StalinEscrevi um texto a respeito das vaias que a torcida brasileira destinou à presidente Dilma. Afirmei que jamais me alinharei com aqueles que partiram para ofensas pessoais à presidente. Porém, não retiro uma vírgula das vaias apresentadas no estádio, pois sei que elas representam a indignação da população brasileira em face dos desmandos na realização da Copa, da maré de corrupção e do famigerado plano de poder do governo federal que prefere o partido ao país.

Comentei que Dilma preferiu não se pronunciar na abertura da Copa. Optou por fazê-lo no conforto de estúdios de tv. Se a presidente fosse realmente corajosa e popular como afirmam, teria encarado a torcida, composta não pela tal “elite branca”, mas por cidadãos como qualquer um de nós que vive diariamente sob a “pseudodemocracia” apoiada no populismo. Dilma preferiu, uma vez mais, desvirtuar os fatos e ignorar a insatisfação dos torcedores. À moda das piores ditaduras de esquerda, fez aquilo que Stalin faria. Criou para si uma situação de “injustiça”, optou, novamente, pela “vitimização” típica dos que são fracos de ideias e se apoiam no emocional para manipular o povo.

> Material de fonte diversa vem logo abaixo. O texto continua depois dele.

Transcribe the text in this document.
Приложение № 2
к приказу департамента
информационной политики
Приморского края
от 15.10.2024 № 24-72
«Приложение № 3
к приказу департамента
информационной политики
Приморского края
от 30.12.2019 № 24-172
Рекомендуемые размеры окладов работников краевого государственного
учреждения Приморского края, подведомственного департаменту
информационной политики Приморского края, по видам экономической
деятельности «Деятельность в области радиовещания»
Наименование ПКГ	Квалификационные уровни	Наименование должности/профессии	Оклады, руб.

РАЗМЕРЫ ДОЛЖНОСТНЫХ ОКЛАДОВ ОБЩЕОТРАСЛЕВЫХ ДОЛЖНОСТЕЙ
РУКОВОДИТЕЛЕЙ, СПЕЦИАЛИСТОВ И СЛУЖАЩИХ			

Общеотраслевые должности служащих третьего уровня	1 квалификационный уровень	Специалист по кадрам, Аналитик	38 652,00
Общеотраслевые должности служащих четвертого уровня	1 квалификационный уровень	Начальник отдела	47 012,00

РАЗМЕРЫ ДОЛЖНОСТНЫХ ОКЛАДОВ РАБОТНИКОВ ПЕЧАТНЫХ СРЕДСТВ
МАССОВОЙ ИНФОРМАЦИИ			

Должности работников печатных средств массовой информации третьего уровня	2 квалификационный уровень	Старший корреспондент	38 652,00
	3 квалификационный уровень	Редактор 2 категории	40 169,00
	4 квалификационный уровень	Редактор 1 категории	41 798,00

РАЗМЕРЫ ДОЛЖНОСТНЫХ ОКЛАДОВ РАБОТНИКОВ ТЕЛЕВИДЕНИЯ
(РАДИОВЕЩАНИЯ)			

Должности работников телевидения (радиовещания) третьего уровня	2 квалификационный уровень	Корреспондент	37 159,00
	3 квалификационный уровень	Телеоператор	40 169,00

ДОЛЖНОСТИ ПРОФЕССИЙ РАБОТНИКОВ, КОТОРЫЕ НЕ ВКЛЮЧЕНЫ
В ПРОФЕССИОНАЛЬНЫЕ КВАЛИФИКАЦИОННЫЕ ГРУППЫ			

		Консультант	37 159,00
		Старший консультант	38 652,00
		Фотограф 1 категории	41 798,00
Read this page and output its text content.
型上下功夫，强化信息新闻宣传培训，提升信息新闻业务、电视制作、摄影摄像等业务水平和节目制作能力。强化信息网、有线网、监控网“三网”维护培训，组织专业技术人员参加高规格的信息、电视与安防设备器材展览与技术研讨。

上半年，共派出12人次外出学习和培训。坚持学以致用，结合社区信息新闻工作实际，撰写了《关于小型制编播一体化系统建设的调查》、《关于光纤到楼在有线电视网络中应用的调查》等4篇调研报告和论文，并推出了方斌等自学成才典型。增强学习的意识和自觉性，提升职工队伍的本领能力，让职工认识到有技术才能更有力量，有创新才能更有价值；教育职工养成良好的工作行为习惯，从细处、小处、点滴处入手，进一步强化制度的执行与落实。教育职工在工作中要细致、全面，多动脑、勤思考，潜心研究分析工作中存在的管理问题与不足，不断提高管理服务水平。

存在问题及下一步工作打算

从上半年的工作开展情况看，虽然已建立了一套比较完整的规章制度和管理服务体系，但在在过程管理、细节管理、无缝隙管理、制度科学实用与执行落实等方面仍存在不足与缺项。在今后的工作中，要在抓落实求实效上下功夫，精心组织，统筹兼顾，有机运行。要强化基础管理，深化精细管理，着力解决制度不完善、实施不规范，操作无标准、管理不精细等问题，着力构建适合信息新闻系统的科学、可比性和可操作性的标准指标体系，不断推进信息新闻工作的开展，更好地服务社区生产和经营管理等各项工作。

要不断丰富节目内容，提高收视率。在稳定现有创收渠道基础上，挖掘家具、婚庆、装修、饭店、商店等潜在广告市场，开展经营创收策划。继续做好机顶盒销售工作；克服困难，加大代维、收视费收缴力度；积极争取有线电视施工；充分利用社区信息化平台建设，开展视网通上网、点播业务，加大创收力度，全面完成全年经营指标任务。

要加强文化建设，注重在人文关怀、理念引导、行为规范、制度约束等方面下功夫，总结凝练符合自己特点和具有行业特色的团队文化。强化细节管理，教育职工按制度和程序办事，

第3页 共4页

Ontem, na convenção nacional do PT em SP, Dilma escolheu não comparecer. Gravou uma mensagem aos correligionários. Segundo as lideranças do PT, Dilma não compareceu “por ter muitos compromissos”. Entretanto, Lula jamais deixou de vir à Convenção no Estado de SP. São Paulo foi o berço do PT. Quem sabe Dilma, assim como na Copa, temia a aversão que já existe dentro de seu próprio partido. Quem sabe Dilma, sabendo que quadros petistas como Padilha, Haddad e Suplicy foram vaiados no 1º de maio pelos integrantes da CUT – central historicamente ligada ao PT -, achou melhor não se submeter à insatisfação presencial de seus correligionários.

Se Dilma não compareceu, quem falou pelo PT? O único capaz de receber apoio da maior parte dos petistas. Quem falou foi Lula. O mesmo Lula que tem proferido críticas ao governo Dilma e, quem sabe, que ainda virá como real candidato do PT. Lula e sua equipe trabalham pelo enfraquecimento de Dilma, embora não possam fazer isso de maneira declarada. Minam aos poucos o governo da presidente, com críticas que são apresentadas até mesmo por membros da oposição.

A briga interna do PT é conhecida, sobretudo no âmbito do PT paulista. O que mais chamou a atenção no discurso de Lula, porém, foi a velha divisão que ele prossegue a afirmar entre “ricos e pobres” ou entre “nós e eles” (comentei essa prática em 2012: https://cidadaniadireitoejustica.wordpress.com/2012/11/10/a-famigerada-e-perigosa-divisao-ricos-de-um-lado-pobres-do-outro/). Lula rechaçou as vaias e ofensas à Dilma, sustentando que a “elite” organiza um movimento de ódio contra o PT. Esse ódio tem sido trabalhado pelos petistas desde a condenação dos mensaleiros. Eles são pudicos e jamais podem ser insultados. São “semi-deuses” e representam a “salvação dos pobres”, ainda que seus governos tenham sido pródigos para os lucros exorbitantes dos bancos. O partido vale mais dos que as instituições democráticas, razão pela qual ignoram o Legislativo e o Judiciário, isso quando não os agridem verbalmente.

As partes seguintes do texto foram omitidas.